Je ne saurais dépeindre toutes les peines, les misères et les scènes de désolation que j’ai vues et auxquelles j’ai pris part, ainsi que celles que j’étais condamné à voir et à endurer encore, et qui m’ont laissé d’ineffaçables et terribles souvenirs.

C’était le 25 novembre : il pouvait être sept heures du matin ; il ne faisait pas encore grand jour. J’étais dans mes réflexions, lorsque j’aperçus la tête de la colonne. Je la fis remarquer à Picart.
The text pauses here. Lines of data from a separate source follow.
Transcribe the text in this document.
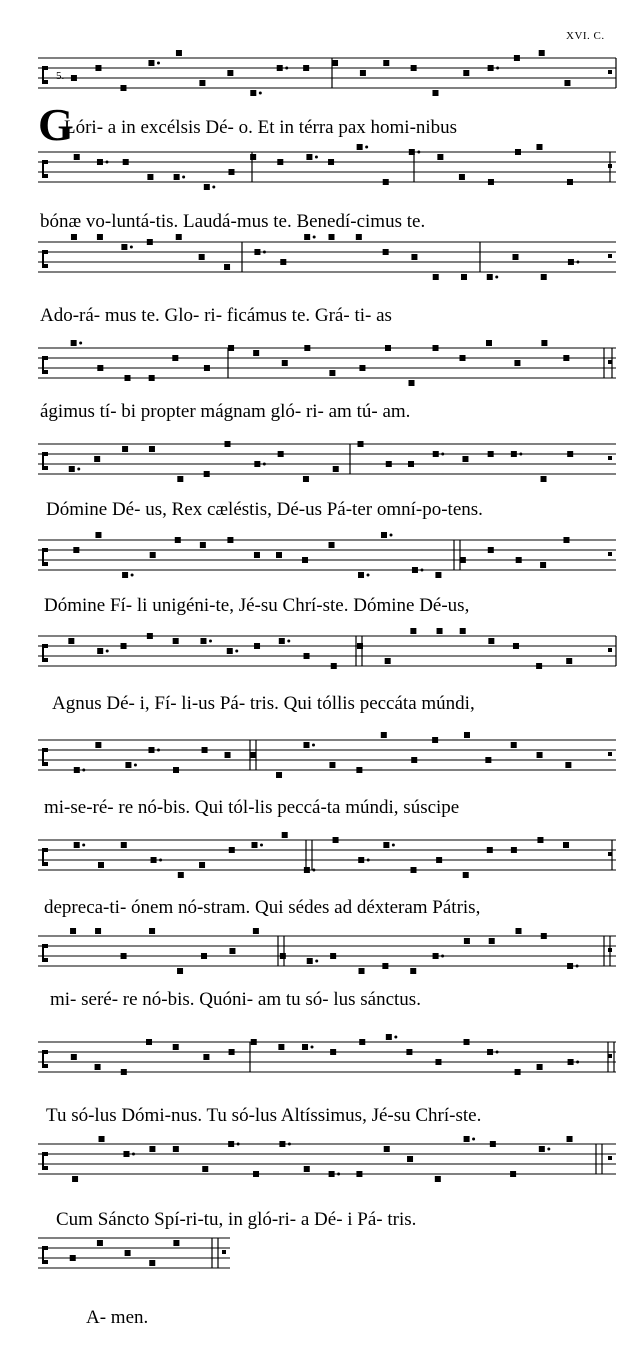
XVI. C.
5.
G
Lóri- a in excélsis Dé- o. Et in térra pax homi-nibus
bónæ vo-luntá-tis. Laudá-mus te. Benedí-cimus te.
Ado-rá- mus te. Glo- ri- ficámus te. Grá- ti- as
ágimus tí- bi propter mágnam gló- ri- am tú- am.
Dómine Dé- us, Rex cæléstis, Dé-us Pá-ter omní-po-tens.
Dómine Fí- li unigéni-te, Jé-su Chrí-ste. Dómine Dé-us,
Agnus Dé- i, Fí- li-us Pá- tris. Qui tóllis peccáta múndi,
mi-se-ré- re nó-bis. Qui tól-lis peccá-ta múndi, súscipe
depreca-ti- ónem nó-stram. Qui sédes ad déxteram Pátris,
mi- seré- re nó-bis. Quóni- am tu só- lus sánctus.
Tu só-lus Dómi-nus. Tu só-lus Altíssimus, Jé-su Chrí-ste.
Cum Sáncto Spí-ri-tu, in gló-ri- a Dé- i Pá- tris.
A- men.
Les premiers que nous vîmes paraître étaient des généraux, dont quelques-uns étaient encore à cheval, mais la plus grande partie à pied, ainsi que beaucoup d’autres officiers supérieurs, débris de l’Escadron et du Bataillon sacrés, que l’on avait formés le 22, et qui, au bout de trois jours, n’existaient pour ainsi dire plus. Ceux qui étaient à pied se traînaient péniblement, ayant, presque tous, les pieds gelés et enveloppés de chiffons ou de morceaux de peaux de mouton, et mourant de faim. L’on voyait, après, quelques débris de la cavalerie de la Garde. L’Empereur venait ensuite, à pied et un bâton à la main. Il était enveloppé d’une grande capote doublée de fourrure, ayant sur la tête un bonnet de velours couleur amarante, avec

  1. Ce sont les pontonniers et les sapeurs du génie qui nous sauvèrent, car c’est à eux à qui nous devons la construction des ponts sur lesquels nous passâmes la Bérézina. (Note de l’auteur.)